KUCHING: Logistics provider Hubline Bhd has warned that the price surge in bunker and aviation fuels are exerting pressure on the group’s profit margins for the second half of its current financial year ending September 30, 2026 (FY2026).
Hubline said the operating environment for both the group’s shipping and aviation segments remains challenging amidst heightened geopolitical tensions in the Middle East, continued volatility in global fuel prices and fluctuations in the US dollar– ringgit exchange rate.
“For the shipping segment, the surge in bunker costs and currency fluctuations will exert pressure on margins over the next one to two quarters.
The aviation segment also faces higher aviation fuel costs and increased volatility in the US dollar,” the company said when releasing its 2Q2026 quarterly results.
In 2Q2026, Hubline group net loss widened to about RM2.84 million (2Q2025:-RM2.01 million) as revenue fell to RM38.5 million (RM40.7 million).
The company’s losses per share increased to 0.07sen from 0.05sen.
In the current quarter, the shipping segment recorded lower revenue of RM24.34 million (2Q2025:RM25.85 million) whereas the aviation segment posted revenue of RM14.11 million (RM14.89 million).
Hubline said the shipping segment’s drop in revenue was due to the unfavourable foreign exchange conversion of freight income from US dollar to ringgit.
“Alongside the drop in top line revenue due to unfavourable foreign exchange rates, the shipping segment incurred additional bunker expenditure due to the sharp rise in bunker fuel during the quarter,” it added in explanatory notes to its financial results.
Hubline said revenue from the general aviation segment was generally consistent with the preceding year quarter.
This helped to offset the lower revenue from the flying academy on completion of cadets training contracts and graduation of cadets,” it added in explanatory notes to its financial results.
Hubline’s subsidiary Layang Layang Aerospace Sdn Bhd provides various air charter services, and aircraft maintenance service.
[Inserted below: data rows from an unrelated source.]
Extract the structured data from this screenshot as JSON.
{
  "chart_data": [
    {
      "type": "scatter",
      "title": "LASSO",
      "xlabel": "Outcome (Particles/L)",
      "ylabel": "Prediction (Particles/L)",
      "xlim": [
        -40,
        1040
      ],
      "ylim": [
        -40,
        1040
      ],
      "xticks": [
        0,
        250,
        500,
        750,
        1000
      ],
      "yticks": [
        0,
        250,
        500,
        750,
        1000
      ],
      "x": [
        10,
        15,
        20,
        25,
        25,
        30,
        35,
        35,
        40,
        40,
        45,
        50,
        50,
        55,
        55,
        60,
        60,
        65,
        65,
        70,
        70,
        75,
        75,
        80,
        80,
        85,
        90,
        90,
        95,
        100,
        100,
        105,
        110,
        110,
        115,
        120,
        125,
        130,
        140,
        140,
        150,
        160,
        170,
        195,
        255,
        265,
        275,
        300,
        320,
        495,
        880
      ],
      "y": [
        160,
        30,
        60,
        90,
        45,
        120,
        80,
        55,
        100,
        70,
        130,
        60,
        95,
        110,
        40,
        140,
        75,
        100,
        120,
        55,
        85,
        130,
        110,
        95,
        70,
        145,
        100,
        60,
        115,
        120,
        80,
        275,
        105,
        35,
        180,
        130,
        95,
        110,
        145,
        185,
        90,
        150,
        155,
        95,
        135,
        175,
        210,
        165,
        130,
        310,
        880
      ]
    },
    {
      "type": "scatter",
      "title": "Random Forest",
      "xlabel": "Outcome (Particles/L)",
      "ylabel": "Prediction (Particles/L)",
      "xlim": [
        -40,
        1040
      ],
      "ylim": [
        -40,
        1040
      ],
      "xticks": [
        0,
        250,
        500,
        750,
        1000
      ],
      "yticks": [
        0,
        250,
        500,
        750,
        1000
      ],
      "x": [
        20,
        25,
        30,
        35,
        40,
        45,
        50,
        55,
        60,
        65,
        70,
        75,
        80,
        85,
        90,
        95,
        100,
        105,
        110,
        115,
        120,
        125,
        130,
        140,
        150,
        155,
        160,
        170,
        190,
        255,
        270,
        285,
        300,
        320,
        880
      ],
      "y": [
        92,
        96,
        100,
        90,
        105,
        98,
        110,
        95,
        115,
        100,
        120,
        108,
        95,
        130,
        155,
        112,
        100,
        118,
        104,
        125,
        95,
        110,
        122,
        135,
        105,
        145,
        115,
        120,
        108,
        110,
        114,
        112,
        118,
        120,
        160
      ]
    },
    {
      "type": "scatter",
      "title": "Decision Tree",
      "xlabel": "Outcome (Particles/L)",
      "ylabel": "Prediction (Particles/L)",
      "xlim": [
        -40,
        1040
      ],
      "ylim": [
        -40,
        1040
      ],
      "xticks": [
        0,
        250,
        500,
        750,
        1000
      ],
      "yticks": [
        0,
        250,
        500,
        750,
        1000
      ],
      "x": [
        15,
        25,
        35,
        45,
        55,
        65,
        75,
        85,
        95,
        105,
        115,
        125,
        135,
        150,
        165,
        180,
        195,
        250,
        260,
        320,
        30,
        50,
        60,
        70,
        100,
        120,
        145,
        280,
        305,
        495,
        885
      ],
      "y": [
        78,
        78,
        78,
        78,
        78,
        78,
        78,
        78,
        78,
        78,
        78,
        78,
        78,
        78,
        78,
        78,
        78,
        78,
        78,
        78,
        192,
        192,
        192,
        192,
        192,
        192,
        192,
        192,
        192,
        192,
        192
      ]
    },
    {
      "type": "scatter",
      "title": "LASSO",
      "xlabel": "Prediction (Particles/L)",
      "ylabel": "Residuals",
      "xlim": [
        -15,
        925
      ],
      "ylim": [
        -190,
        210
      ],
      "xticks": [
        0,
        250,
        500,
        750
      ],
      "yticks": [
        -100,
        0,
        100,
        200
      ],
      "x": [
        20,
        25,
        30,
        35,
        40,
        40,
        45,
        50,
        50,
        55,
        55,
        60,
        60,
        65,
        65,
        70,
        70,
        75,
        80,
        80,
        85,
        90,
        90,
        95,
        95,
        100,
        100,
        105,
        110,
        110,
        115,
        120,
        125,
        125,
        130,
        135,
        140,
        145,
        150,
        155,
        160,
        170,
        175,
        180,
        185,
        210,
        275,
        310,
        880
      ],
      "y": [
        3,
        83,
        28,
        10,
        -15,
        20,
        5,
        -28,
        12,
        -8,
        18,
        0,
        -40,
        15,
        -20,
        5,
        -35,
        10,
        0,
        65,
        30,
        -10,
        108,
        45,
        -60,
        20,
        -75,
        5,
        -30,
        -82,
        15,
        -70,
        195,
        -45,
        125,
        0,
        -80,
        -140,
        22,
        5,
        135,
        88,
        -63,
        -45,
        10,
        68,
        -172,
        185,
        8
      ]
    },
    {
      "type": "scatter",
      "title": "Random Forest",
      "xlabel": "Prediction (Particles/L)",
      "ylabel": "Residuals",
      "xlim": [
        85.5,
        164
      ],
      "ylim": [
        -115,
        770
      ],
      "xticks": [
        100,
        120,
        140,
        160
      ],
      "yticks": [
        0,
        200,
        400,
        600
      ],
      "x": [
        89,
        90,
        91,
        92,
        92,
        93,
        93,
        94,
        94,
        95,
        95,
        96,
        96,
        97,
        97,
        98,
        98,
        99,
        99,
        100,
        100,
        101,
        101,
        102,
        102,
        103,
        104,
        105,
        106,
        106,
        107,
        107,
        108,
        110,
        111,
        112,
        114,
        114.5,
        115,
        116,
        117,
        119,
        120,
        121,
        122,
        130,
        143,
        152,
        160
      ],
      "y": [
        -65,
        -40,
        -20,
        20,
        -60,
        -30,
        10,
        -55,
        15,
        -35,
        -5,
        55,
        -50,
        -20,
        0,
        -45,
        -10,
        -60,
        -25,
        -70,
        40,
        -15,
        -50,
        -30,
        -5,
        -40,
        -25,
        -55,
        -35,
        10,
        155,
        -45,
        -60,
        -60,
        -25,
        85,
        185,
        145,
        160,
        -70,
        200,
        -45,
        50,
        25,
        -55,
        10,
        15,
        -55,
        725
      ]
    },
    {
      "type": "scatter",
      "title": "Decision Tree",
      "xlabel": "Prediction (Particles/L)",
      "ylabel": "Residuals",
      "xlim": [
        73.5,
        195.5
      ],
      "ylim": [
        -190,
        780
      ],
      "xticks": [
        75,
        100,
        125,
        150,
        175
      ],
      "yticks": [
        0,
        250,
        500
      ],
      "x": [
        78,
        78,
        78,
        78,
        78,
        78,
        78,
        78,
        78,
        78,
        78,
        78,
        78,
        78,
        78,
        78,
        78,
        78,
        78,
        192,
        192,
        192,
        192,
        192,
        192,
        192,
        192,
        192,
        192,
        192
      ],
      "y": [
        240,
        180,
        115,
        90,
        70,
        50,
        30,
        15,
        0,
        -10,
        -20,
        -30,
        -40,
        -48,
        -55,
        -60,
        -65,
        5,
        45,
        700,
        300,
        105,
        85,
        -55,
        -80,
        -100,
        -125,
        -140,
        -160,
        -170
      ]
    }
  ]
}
The 2Q2026 financial results came in weaker as compared to the immediate preceding quarter (4Q2025) when revenue was higher at RM47.2 million (2Q2026:RM38.5 million) and after-tax profit oRM110,000 (-RM3.29 million).
Quarter-on-quarter, the shipping segment revenue decreased by RM1.88 million to RM24.34 million (RM26.22 million) due to the unfavourable currency exchange rate while the aviation segment revenue plunged by RM8.75 million to RM14.1 million (RM20.99 million) due to the completion of one-off aircraft charter project in the preceding quarter.
Going forward, Hubline said despite the various challenges facing the shipping segment, the group continues to benefit from its ongoing fleet renewal programme and learner barges, which support operational efficiency and improve cost competitiveness over the longer term.
On the aviation segment, Hubline said the group’s general aviation business continues to bid for new aviation charter and maintenance contracts, and will focus on efficient implementation of its ongoing contracts while maintaining service quality and cost optimisation in the near term.